A key consideration for you in selecting a tractor brand is the ability to get service. Can't go wrong on that account with Sears and you mentioned there is a Massey Ferguson dealer nearby. Check out others also to see who treats you the best, especially being one who could actually entered a bikini contest. It is very important that they will come out and either pick up the tractor for service or perform it at your house. JD and Craftman, I can vouch, will do this and I am sure other brand dealers will also.

Nobody has suggested this yet, but you might want to investigate getting a used tractor instread of a new one. Assuming funds may be a bit tight, you can likely get a higher end model used for about the same money as you would pay for a lower end one new. I saved $1,800 on my second JD tractor this way. But only consider buying a used tractor from a good dealer and not a third-party since you want some warranty for a period of time.

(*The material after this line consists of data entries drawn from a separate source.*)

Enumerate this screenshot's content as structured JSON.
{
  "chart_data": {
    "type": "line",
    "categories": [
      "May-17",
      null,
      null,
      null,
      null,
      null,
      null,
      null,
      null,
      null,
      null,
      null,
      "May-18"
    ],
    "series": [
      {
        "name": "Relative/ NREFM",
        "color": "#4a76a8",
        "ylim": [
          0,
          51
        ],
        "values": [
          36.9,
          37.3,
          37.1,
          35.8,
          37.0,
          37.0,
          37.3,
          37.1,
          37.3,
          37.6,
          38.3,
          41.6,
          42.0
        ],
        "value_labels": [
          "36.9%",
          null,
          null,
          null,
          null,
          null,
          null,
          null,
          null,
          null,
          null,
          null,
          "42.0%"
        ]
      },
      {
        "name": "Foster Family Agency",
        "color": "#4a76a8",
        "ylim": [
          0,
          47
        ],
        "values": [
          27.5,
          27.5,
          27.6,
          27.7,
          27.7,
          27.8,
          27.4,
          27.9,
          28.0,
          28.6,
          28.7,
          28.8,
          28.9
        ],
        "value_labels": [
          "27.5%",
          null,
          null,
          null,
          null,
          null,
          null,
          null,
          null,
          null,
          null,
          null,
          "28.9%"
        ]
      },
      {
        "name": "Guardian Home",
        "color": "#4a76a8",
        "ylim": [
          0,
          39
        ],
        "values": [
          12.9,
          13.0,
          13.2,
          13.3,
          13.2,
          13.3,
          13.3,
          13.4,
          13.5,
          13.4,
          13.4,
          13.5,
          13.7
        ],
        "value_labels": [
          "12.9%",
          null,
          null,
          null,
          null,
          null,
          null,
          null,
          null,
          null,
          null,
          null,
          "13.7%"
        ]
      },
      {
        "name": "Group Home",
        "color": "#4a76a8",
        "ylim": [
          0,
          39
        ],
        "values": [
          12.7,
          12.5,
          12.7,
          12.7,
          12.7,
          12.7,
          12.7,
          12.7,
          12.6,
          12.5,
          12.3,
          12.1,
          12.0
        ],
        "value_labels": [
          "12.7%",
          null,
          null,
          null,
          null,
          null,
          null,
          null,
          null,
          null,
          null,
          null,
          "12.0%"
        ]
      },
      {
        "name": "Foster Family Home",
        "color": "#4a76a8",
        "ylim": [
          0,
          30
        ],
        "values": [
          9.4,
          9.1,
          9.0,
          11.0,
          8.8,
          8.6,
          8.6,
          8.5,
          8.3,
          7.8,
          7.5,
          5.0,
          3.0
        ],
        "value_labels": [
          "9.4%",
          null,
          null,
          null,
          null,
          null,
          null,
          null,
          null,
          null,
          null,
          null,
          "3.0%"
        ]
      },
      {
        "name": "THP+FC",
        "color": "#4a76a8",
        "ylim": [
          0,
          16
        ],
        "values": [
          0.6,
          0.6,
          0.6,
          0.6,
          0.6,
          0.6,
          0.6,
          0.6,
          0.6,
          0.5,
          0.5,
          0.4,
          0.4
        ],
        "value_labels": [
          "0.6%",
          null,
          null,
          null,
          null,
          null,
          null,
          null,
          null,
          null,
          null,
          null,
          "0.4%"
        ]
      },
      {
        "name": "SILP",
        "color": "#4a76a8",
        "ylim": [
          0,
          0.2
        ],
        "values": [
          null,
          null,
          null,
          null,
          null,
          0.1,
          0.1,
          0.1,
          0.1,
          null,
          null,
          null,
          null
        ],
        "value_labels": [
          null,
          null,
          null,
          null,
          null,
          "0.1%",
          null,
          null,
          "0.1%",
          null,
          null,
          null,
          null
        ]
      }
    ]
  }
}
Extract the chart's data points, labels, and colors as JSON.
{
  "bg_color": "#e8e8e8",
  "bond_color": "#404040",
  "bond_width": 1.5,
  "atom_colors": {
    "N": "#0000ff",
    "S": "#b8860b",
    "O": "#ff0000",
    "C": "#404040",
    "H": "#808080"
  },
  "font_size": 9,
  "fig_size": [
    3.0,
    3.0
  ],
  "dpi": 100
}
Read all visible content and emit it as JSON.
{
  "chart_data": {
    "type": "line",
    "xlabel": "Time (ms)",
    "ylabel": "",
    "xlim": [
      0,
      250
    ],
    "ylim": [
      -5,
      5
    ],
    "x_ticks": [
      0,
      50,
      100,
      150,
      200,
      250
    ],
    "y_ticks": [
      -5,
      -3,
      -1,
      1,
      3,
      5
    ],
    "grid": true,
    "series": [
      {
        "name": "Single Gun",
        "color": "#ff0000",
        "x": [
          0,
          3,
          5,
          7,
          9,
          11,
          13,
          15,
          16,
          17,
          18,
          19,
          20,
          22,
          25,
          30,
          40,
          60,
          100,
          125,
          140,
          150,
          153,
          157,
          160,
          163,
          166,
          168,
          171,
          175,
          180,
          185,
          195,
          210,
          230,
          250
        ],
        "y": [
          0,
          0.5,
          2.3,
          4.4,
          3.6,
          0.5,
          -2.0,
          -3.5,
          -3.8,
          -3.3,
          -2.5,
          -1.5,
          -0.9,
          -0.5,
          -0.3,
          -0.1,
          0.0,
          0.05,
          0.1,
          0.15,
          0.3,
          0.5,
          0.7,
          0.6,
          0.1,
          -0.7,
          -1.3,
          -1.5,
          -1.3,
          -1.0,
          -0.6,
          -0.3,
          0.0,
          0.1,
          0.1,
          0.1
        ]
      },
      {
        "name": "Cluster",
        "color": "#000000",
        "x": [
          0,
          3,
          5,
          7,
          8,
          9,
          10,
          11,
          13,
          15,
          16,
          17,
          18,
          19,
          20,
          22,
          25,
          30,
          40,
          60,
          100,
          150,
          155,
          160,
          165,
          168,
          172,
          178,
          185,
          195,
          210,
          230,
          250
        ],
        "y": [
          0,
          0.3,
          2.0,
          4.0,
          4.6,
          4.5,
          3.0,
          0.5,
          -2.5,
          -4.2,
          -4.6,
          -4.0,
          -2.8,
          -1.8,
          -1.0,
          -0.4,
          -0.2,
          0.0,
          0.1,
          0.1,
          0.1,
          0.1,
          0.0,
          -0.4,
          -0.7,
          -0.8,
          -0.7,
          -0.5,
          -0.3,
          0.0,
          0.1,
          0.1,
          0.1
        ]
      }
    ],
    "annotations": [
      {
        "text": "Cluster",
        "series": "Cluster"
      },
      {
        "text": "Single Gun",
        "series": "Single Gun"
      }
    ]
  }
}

Finally, decide exactly what you want to do with the 3 acre cow pasture before you select a tractor. If you want mowable grass for the whole thing, then Chief's suggestion to have someone with heavy equipment come in and plow/till it smooth and then replant grass is a good one. Mowing 3 acres of smooth grassland would take less tractor but a bigger mowing deck. Conversely if you want to go it yourself, then you will most likely need a more rugged machine as others have suggested with some attachments. What ever tractor you end up buying, insist on a test drive around the dealer lot and if there is grass, test out how it mows. Sears isn't likely to let you do this but other tractor dealers I am fairly sure will. It's unlikely that you would buy a car without driving it first so why should a tractor be any different.


----------



## bear (Oct 20, 2003)

> _Originally posted by davinnah _
> * I wouldn't take one of those green tractors if someone offered it to me for free.
> 
> I let you all know what I find.
> ...


u may want to consider a sabre


----------



## bear (Oct 20, 2003)

> _Originally posted by admin _
> *<h1><font color=red>GT5000</h1></font>even willing sneak around at night dressed up like their wife to talk about it incognito.
> 
> :furious: *


andy do you actually know some clown that dresses in his wifes clothes. thats disturbing. what do his neighbors think. why haven't they sent him to the loony bin,put him in a love yourself jacket, lock him in a rubber room or something?


----------



## Chris (Sep 15, 2003)

They locked up in a real torture room, bear. It was filled with nothing but green and yellow tractors and the walls were made of dirt --- the only implement was a Johnny Bucket -------- the story still goes on....but from I hear he does make appearances from time to time ----- mostly as various women. Strangest darn thing I have ever seen. All they ever found of him were carvings on the walls that looked strikingly similar to a GT5000 tractor. 

Such is life I guess.
Andy
:furious:


----------



## memmurphy (Sep 18, 2003)

Oh brother! What you hear when you have'nt got your boots. 

:furious: 

Mark


----------



## jodyand (Sep 16, 2003)

OK it Sat evening the stores are closed did you go and look at the <h1><font color=red>GT5000</h1></font> And what did you think of them.
Jody


----------



## Rodster (Sep 26, 2003)

Man I love this site. I might even be a paying member if Andy would take something besides Pay pal.......like a check.
Rodster
:jumpropeb


----------



## bear (Oct 20, 2003)

did you buy a tractor davinah


----------



## Live Oak (Dec 22, 2003)

Johnny bucket is coming out with a rear pto adapter attachment for the GT5000 and a 32 brush hog so you may want to look at one of those.  Sear also has a 3 pt. hitch kit that you can mount a back hoe on too. You can dig out some of those trees. indian bartmoon


----------



## spook291 (Oct 26, 2003)

Davinnah:

Welcome to the forum and to the world of tractors. I am glad that you are doing your research before you buy. There are many different tractors with many different uses, each suited to a particular group of tasks.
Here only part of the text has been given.